Baghdad condemned Wednesday’s strike on a residential neighbourhood in the Iraqi capital, calling it a “blatant assassination . . . showing no regard for civilian lives or international laws”.
“By this act, the American forces jeopardise civil peace, violate Iraqi sovereignty, and disregard the safety and lives of our citizens,” Rasool said.
Washington and Baghdad recently began talks to determine the future of the US-led coalition’s presence in the country and the scope of its mission.

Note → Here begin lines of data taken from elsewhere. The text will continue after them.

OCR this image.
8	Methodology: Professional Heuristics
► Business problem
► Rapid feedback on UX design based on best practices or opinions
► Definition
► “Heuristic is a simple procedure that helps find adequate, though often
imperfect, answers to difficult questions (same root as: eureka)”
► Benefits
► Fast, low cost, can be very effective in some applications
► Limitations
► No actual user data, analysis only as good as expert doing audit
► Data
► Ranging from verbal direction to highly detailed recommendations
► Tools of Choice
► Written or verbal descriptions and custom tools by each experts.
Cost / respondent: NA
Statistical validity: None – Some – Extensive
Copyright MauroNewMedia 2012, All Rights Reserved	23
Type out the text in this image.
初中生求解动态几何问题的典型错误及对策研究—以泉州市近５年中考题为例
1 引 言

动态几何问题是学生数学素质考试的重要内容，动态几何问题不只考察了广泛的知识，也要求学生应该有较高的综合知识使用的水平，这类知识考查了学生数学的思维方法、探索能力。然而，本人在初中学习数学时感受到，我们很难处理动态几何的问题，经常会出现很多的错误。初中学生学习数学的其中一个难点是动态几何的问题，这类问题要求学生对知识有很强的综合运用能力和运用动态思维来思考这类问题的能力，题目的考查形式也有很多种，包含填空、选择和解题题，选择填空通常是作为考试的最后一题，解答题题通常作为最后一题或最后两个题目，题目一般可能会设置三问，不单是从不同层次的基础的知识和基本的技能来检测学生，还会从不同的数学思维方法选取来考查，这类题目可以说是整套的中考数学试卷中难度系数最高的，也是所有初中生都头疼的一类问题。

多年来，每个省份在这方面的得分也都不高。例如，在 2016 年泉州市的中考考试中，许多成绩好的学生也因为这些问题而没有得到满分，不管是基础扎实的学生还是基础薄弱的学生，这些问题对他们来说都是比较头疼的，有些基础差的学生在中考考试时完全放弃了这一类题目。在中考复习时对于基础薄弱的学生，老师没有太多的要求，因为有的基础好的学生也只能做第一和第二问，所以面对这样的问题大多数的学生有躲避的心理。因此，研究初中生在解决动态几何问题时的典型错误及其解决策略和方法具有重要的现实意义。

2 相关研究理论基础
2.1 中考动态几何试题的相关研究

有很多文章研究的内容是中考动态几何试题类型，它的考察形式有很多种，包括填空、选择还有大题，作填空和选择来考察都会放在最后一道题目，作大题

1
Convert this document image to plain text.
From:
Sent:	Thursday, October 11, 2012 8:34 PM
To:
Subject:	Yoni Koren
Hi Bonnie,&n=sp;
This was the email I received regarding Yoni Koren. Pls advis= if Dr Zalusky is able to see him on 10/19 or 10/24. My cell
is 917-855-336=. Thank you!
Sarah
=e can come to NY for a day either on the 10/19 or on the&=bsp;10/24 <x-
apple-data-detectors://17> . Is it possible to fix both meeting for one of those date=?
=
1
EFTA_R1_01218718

The Biden administration has been keen to wind down its troop presence in the Middle East. But it also wants to show that its withdrawal is not due to pressure from the militants, and that talks about its presence in Iraq were not related to the recent escalation.
The US military last weekend struck 85 targets at seven sites in Iraq and Syria in response to the deadly drone attack on its service members in Jordan, which also injured 41 service members. It has also attacked Houthi targets in Yemen.
The retaliatory campaign has heightened fears that Washington is being drawn into a wider regional conflagration, triggered by Israel’s four-month-old war in Gaza.
While Iranian officials have repeatedly said they do not want a war in the region, analysts said the continued targeting of Tehran-linked armed groups was risking further instability.
Kataib Hizbollah is part of The Islamic Resistance in Iraq, an umbrella group of militants that has emerged since the war in Gaza began. The IRI also comes under Iran’s Axis of Resistance, the anti-US and anti-Israel coalition that also includes Hamas, the Houthis and Hizbollah in Lebanon.